Symbols direct and organize, record and communicate. In stating what they direct and organize, record and communicate we have to distinguish as always between Thoughts and Things.It is Thought (or reference) which is directed and organized, and it is also Thought which is recorded and communicated.

See page 11:

Between a thought and a symbol causal relations holds. When we speak, the symbols we employ is caused partly by the reference we are making [...].

Between the Thought and the Referent there is also a relation; nore or less direct [...].
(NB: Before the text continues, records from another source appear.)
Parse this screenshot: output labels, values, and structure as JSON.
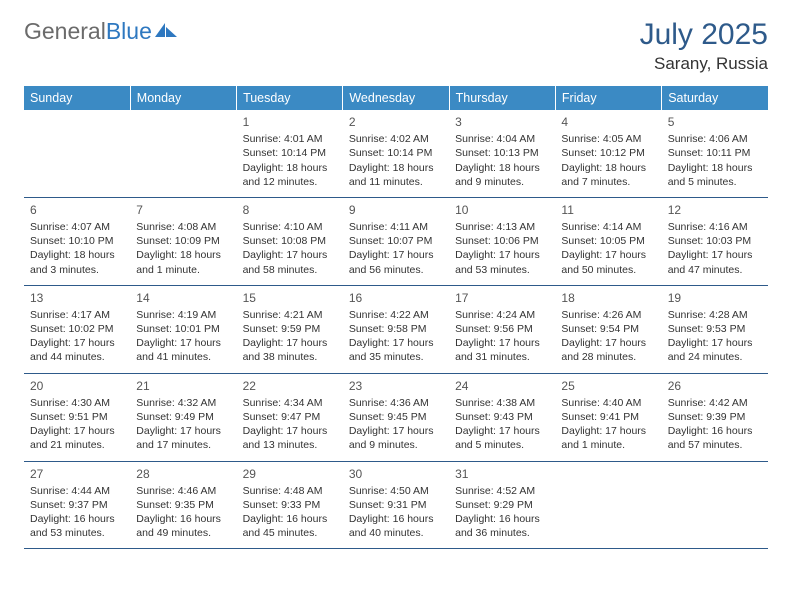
{
  "logo": {
    "part1": "General",
    "part2": "Blue"
  },
  "title": "July 2025",
  "location": "Sarany, Russia",
  "colors": {
    "header_bg": "#3b8ac4",
    "header_text": "#ffffff",
    "title_color": "#2e5a8a",
    "logo_gray": "#6b6b6b",
    "logo_blue": "#2e78c0",
    "cell_border": "#2e5a8a",
    "body_text": "#333333"
  },
  "weekdays": [
    "Sunday",
    "Monday",
    "Tuesday",
    "Wednesday",
    "Thursday",
    "Friday",
    "Saturday"
  ],
  "weeks": [
    [
      null,
      null,
      {
        "d": "1",
        "sr": "Sunrise: 4:01 AM",
        "ss": "Sunset: 10:14 PM",
        "dl": "Daylight: 18 hours and 12 minutes."
      },
      {
        "d": "2",
        "sr": "Sunrise: 4:02 AM",
        "ss": "Sunset: 10:14 PM",
        "dl": "Daylight: 18 hours and 11 minutes."
      },
      {
        "d": "3",
        "sr": "Sunrise: 4:04 AM",
        "ss": "Sunset: 10:13 PM",
        "dl": "Daylight: 18 hours and 9 minutes."
      },
      {
        "d": "4",
        "sr": "Sunrise: 4:05 AM",
        "ss": "Sunset: 10:12 PM",
        "dl": "Daylight: 18 hours and 7 minutes."
      },
      {
        "d": "5",
        "sr": "Sunrise: 4:06 AM",
        "ss": "Sunset: 10:11 PM",
        "dl": "Daylight: 18 hours and 5 minutes."
      }
    ],
    [
      {
        "d": "6",
        "sr": "Sunrise: 4:07 AM",
        "ss": "Sunset: 10:10 PM",
        "dl": "Daylight: 18 hours and 3 minutes."
      },
      {
        "d": "7",
        "sr": "Sunrise: 4:08 AM",
        "ss": "Sunset: 10:09 PM",
        "dl": "Daylight: 18 hours and 1 minute."
      },
      {
        "d": "8",
        "sr": "Sunrise: 4:10 AM",
        "ss": "Sunset: 10:08 PM",
        "dl": "Daylight: 17 hours and 58 minutes."
      },
      {
        "d": "9",
        "sr": "Sunrise: 4:11 AM",
        "ss": "Sunset: 10:07 PM",
        "dl": "Daylight: 17 hours and 56 minutes."
      },
      {
        "d": "10",
        "sr": "Sunrise: 4:13 AM",
        "ss": "Sunset: 10:06 PM",
        "dl": "Daylight: 17 hours and 53 minutes."
      },
      {
        "d": "11",
        "sr": "Sunrise: 4:14 AM",
        "ss": "Sunset: 10:05 PM",
        "dl": "Daylight: 17 hours and 50 minutes."
      },
      {
        "d": "12",
        "sr": "Sunrise: 4:16 AM",
        "ss": "Sunset: 10:03 PM",
        "dl": "Daylight: 17 hours and 47 minutes."
      }
    ],
    [
      {
        "d": "13",
        "sr": "Sunrise: 4:17 AM",
        "ss": "Sunset: 10:02 PM",
        "dl": "Daylight: 17 hours and 44 minutes."
      },
      {
        "d": "14",
        "sr": "Sunrise: 4:19 AM",
        "ss": "Sunset: 10:01 PM",
        "dl": "Daylight: 17 hours and 41 minutes."
      },
      {
        "d": "15",
        "sr": "Sunrise: 4:21 AM",
        "ss": "Sunset: 9:59 PM",
        "dl": "Daylight: 17 hours and 38 minutes."
      },
      {
        "d": "16",
        "sr": "Sunrise: 4:22 AM",
        "ss": "Sunset: 9:58 PM",
        "dl": "Daylight: 17 hours and 35 minutes."
      },
      {
        "d": "17",
        "sr": "Sunrise: 4:24 AM",
        "ss": "Sunset: 9:56 PM",
        "dl": "Daylight: 17 hours and 31 minutes."
      },
      {
        "d": "18",
        "sr": "Sunrise: 4:26 AM",
        "ss": "Sunset: 9:54 PM",
        "dl": "Daylight: 17 hours and 28 minutes."
      },
      {
        "d": "19",
        "sr": "Sunrise: 4:28 AM",
        "ss": "Sunset: 9:53 PM",
        "dl": "Daylight: 17 hours and 24 minutes."
      }
    ],
    [
      {
        "d": "20",
        "sr": "Sunrise: 4:30 AM",
        "ss": "Sunset: 9:51 PM",
        "dl": "Daylight: 17 hours and 21 minutes."
      },
      {
        "d": "21",
        "sr": "Sunrise: 4:32 AM",
        "ss": "Sunset: 9:49 PM",
        "dl": "Daylight: 17 hours and 17 minutes."
      },
      {
        "d": "22",
        "sr": "Sunrise: 4:34 AM",
        "ss": "Sunset: 9:47 PM",
        "dl": "Daylight: 17 hours and 13 minutes."
      },
      {
        "d": "23",
        "sr": "Sunrise: 4:36 AM",
        "ss": "Sunset: 9:45 PM",
        "dl": "Daylight: 17 hours and 9 minutes."
      },
      {
        "d": "24",
        "sr": "Sunrise: 4:38 AM",
        "ss": "Sunset: 9:43 PM",
        "dl": "Daylight: 17 hours and 5 minutes."
      },
      {
        "d": "25",
        "sr": "Sunrise: 4:40 AM",
        "ss": "Sunset: 9:41 PM",
        "dl": "Daylight: 17 hours and 1 minute."
      },
      {
        "d": "26",
        "sr": "Sunrise: 4:42 AM",
        "ss": "Sunset: 9:39 PM",
        "dl": "Daylight: 16 hours and 57 minutes."
      }
    ],
    [
      {
        "d": "27",
        "sr": "Sunrise: 4:44 AM",
        "ss": "Sunset: 9:37 PM",
        "dl": "Daylight: 16 hours and 53 minutes."
      },
      {
        "d": "28",
        "sr": "Sunrise: 4:46 AM",
        "ss": "Sunset: 9:35 PM",
        "dl": "Daylight: 16 hours and 49 minutes."
      },
      {
        "d": "29",
        "sr": "Sunrise: 4:48 AM",
        "ss": "Sunset: 9:33 PM",
        "dl": "Daylight: 16 hours and 45 minutes."
      },
      {
        "d": "30",
        "sr": "Sunrise: 4:50 AM",
        "ss": "Sunset: 9:31 PM",
        "dl": "Daylight: 16 hours and 40 minutes."
      },
      {
        "d": "31",
        "sr": "Sunrise: 4:52 AM",
        "ss": "Sunset: 9:29 PM",
        "dl": "Daylight: 16 hours and 36 minutes."
      },
      null,
      null
    ]
  ]
}
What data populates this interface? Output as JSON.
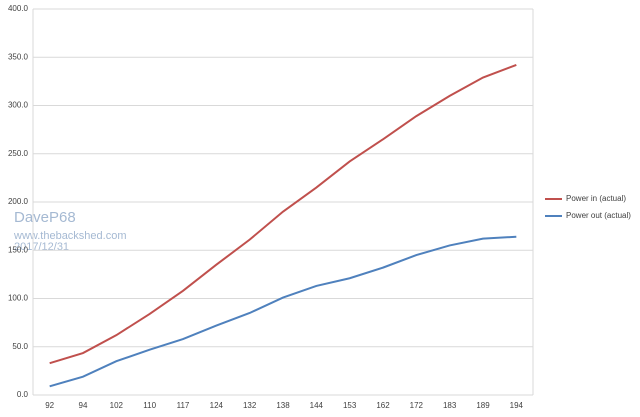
{
  "chart_data": {
    "type": "line",
    "categories": [
      "92",
      "94",
      "102",
      "110",
      "117",
      "124",
      "132",
      "138",
      "144",
      "153",
      "162",
      "172",
      "183",
      "189",
      "194"
    ],
    "series": [
      {
        "name": "Power in (actual)",
        "color": "#c0504d",
        "values": [
          33,
          43.5,
          62,
          84,
          108,
          135,
          161,
          190,
          215,
          242,
          265,
          289,
          310,
          329,
          342
        ]
      },
      {
        "name": "Power out (actual)",
        "color": "#4f81bd",
        "values": [
          9,
          19,
          35,
          47,
          58,
          72,
          85,
          101,
          113,
          121,
          132,
          145,
          155,
          162,
          164
        ]
      }
    ],
    "ylim": [
      0,
      400
    ],
    "yticks": [
      {
        "value": 0,
        "label": "0.0"
      },
      {
        "value": 50,
        "label": "50.0"
      },
      {
        "value": 100,
        "label": "100.0"
      },
      {
        "value": 150,
        "label": "150.0"
      },
      {
        "value": 200,
        "label": "200.0"
      },
      {
        "value": 250,
        "label": "250.0"
      },
      {
        "value": 300,
        "label": "300.0"
      },
      {
        "value": 350,
        "label": "350.0"
      },
      {
        "value": 400,
        "label": "400.0"
      }
    ],
    "grid": true,
    "legend": "right",
    "annotations": [
      "DaveP68",
      "www.thebackshed.com",
      "2017/12/31"
    ]
  }
}
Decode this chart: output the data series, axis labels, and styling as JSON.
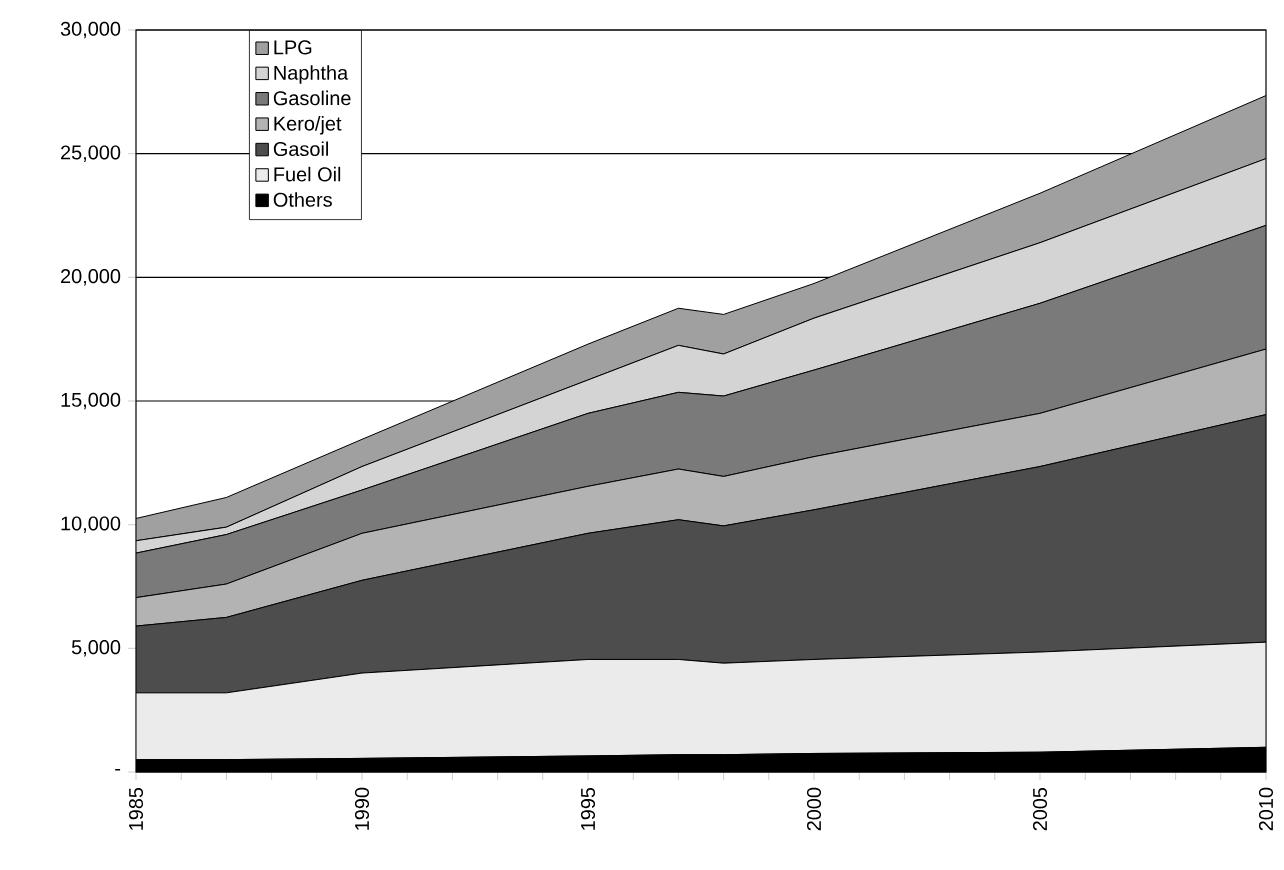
{
  "chart_data": {
    "type": "area",
    "stacked": true,
    "x": [
      1985,
      1987,
      1990,
      1995,
      1997,
      1998,
      2000,
      2005,
      2010
    ],
    "series": [
      {
        "name": "Others",
        "color": "#000000",
        "values": [
          500,
          500,
          550,
          650,
          700,
          700,
          750,
          800,
          1000
        ]
      },
      {
        "name": "Fuel Oil",
        "color": "#ebebeb",
        "values": [
          2700,
          2700,
          3450,
          3900,
          3850,
          3700,
          3800,
          4050,
          4250
        ]
      },
      {
        "name": "Gasoil",
        "color": "#4d4d4d",
        "values": [
          2700,
          3050,
          3750,
          5100,
          5650,
          5550,
          6050,
          7500,
          9200
        ]
      },
      {
        "name": "Kero/jet",
        "color": "#b3b3b3",
        "values": [
          1150,
          1350,
          1900,
          1900,
          2050,
          2000,
          2150,
          2150,
          2650
        ]
      },
      {
        "name": "Gasoline",
        "color": "#7a7a7a",
        "values": [
          1800,
          2000,
          1750,
          2950,
          3100,
          3250,
          3500,
          4450,
          5000
        ]
      },
      {
        "name": "Naphtha",
        "color": "#d4d4d4",
        "values": [
          500,
          300,
          950,
          1350,
          1900,
          1700,
          2100,
          2450,
          2700
        ]
      },
      {
        "name": "LPG",
        "color": "#a0a0a0",
        "values": [
          900,
          1200,
          1100,
          1450,
          1500,
          1600,
          1400,
          2000,
          2550
        ]
      }
    ],
    "xlim": [
      1985,
      2010
    ],
    "xticks": [
      1985,
      {
        "value": 1986,
        "label": null
      },
      {
        "value": 1987,
        "label": null
      },
      {
        "value": 1988,
        "label": null
      },
      {
        "value": 1989,
        "label": null
      },
      1990,
      {
        "value": 1991,
        "label": null
      },
      {
        "value": 1992,
        "label": null
      },
      {
        "value": 1993,
        "label": null
      },
      {
        "value": 1994,
        "label": null
      },
      1995,
      {
        "value": 1996,
        "label": null
      },
      {
        "value": 1997,
        "label": null
      },
      {
        "value": 1998,
        "label": null
      },
      {
        "value": 1999,
        "label": null
      },
      2000,
      {
        "value": 2001,
        "label": null
      },
      {
        "value": 2002,
        "label": null
      },
      {
        "value": 2003,
        "label": null
      },
      {
        "value": 2004,
        "label": null
      },
      2005,
      {
        "value": 2006,
        "label": null
      },
      {
        "value": 2007,
        "label": null
      },
      {
        "value": 2008,
        "label": null
      },
      {
        "value": 2009,
        "label": null
      },
      2010
    ],
    "ylim": [
      0,
      30000
    ],
    "yticks": [
      {
        "value": 0,
        "label": "-"
      },
      {
        "value": 5000,
        "label": "5,000"
      },
      {
        "value": 10000,
        "label": "10,000"
      },
      {
        "value": 15000,
        "label": "15,000"
      },
      {
        "value": 20000,
        "label": "20,000"
      },
      {
        "value": 25000,
        "label": "25,000"
      },
      {
        "value": 30000,
        "label": "30,000"
      }
    ],
    "grid": "y",
    "legend": "top left"
  }
}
Between the symbol and the referent there is no relevant relation other than the indirect one, which consists in its being used by someone to stand for a referent.

And see page 102:

It will be convenient here to define a true Symbol as distinghuised from a true Reference: A true symbol [set of words: proposition or sentence] = one which correctly records an adequate reference. [...] It correctly records an adequate reference when it will cause a similar reference to occur in a suitable interpreter [the subject partecipating to the process of communication]. It is false when it records an inadequate reference.

It is often of great importance to distinguish between false anc incorrect propositions. An incorrect symbol is one which in a given universe of discourse causes in a suitable interpreter a refernce different from that symbolized in the speaker.